A. Approximately $1 Billion Dollars Has Been Returned To California Taxpayers, And Been Protected From Future Unlawful Expenditure, As A Result Of Lawsuits Filed by Richard I. Fine On Behalf Of California Taxpayers.

From 1993 through the present, Richard I. Fine has returned approximately $350 million dollars to California taxpayers which state, county and municipal governments have unlawfully taken from "special funds" and "trust funds" in a series of taxpayer cases filed in federal court and the California state courts, commencing with the taxpayer case of Malibu Video, et al. v. Wilson, et al., and returned $6 million to the Tidelands Trust Fund and prevented approximately $350 million from being unlawfully expended from the Tidelands Trust Fund in a series of cases against California cities and ports commencing with the taxpayer case of Veltman v. City of Los Angeles, et al. Additionally, Richard I. Fine also returned money to small and minority businesses who were not paid during California's "budget crises" in the class action case of Lido v. State of California.
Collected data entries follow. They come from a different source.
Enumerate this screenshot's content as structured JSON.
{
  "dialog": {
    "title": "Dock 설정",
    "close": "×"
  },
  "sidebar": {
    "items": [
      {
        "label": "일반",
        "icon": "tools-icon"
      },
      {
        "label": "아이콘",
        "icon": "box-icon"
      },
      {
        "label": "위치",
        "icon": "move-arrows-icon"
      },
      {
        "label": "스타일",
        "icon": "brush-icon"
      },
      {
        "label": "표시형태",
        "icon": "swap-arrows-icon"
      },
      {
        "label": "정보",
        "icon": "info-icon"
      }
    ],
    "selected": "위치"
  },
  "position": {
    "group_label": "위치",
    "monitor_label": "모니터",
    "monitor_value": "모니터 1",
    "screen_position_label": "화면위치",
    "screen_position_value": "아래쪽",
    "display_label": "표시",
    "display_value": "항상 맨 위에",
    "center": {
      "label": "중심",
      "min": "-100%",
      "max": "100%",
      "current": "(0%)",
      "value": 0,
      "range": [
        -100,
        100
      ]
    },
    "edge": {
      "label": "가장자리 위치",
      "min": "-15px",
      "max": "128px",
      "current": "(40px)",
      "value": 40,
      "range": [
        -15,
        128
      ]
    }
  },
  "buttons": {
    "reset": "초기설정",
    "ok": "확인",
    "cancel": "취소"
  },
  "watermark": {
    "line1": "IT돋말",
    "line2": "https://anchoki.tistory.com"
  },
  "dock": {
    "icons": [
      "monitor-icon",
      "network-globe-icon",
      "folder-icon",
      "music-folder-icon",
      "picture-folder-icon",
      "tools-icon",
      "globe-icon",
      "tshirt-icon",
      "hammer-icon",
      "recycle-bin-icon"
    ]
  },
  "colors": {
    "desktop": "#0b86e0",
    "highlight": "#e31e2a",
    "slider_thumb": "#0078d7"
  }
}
In 1996, Richard I. Fine required the City of Los Angeles to change its method of calculating "sewer service charges," saving residents tens of millions of dollars per year from the previous system, from 1996 onwards for each successive year through the present, in the taxpayer class action case of Shinkle, et al. v. City of Los Angeles.

In May, 1999, Richard I. Fine required Los Angeles County to create a special environmental inspection fee fund from monies that had wrongfully been deposited in the Los Angeles County General Fund with an initial deposit of $11 million dollars, and to freeze the environmental inspection fees until the $11 million dollars was expended, and to deposit approximately $40 million dollars a year in environmental inspection fees annually into the "special fund" into the indefinite future, in the taxpayer case of Amjadi and LACAOEHS v. LA Board of Supervisors, et al. The income to taxpayers in the "special fund" since 1999 is over $400 million dollars, and is growing by over $40 million dollars each year.


B. Twenty-Six Years Of California's "Annual Budget Crisis" Were Stopped By A Taxpayer Case Won By Richard I. Fine

On July 21, 1998, Richard I. Fine won a preliminary injunction in the taxpayer case of Howard Jarvis Taxpayers Assn. & Steven White v. Connell, which closed the California State government and stopped all payments other than pre-authorized payments during the 1998 budget crisis. This also stopped salary payments to judges. Within a few days, a $19 billion dollar "emergency bill" was passed to relieve the "budget crisis". The Court of Appeal affirmed the decision, but held that judges' salaries were pre-authorized by legislation setting their salaries and compensation under the Government Code. The Court of Appeal's decision was affirmed in the California Supreme Court in 2003, in the case of White v. Davis; Howard Jarvis Taxpayers Assn. & Steven White v. Wesly.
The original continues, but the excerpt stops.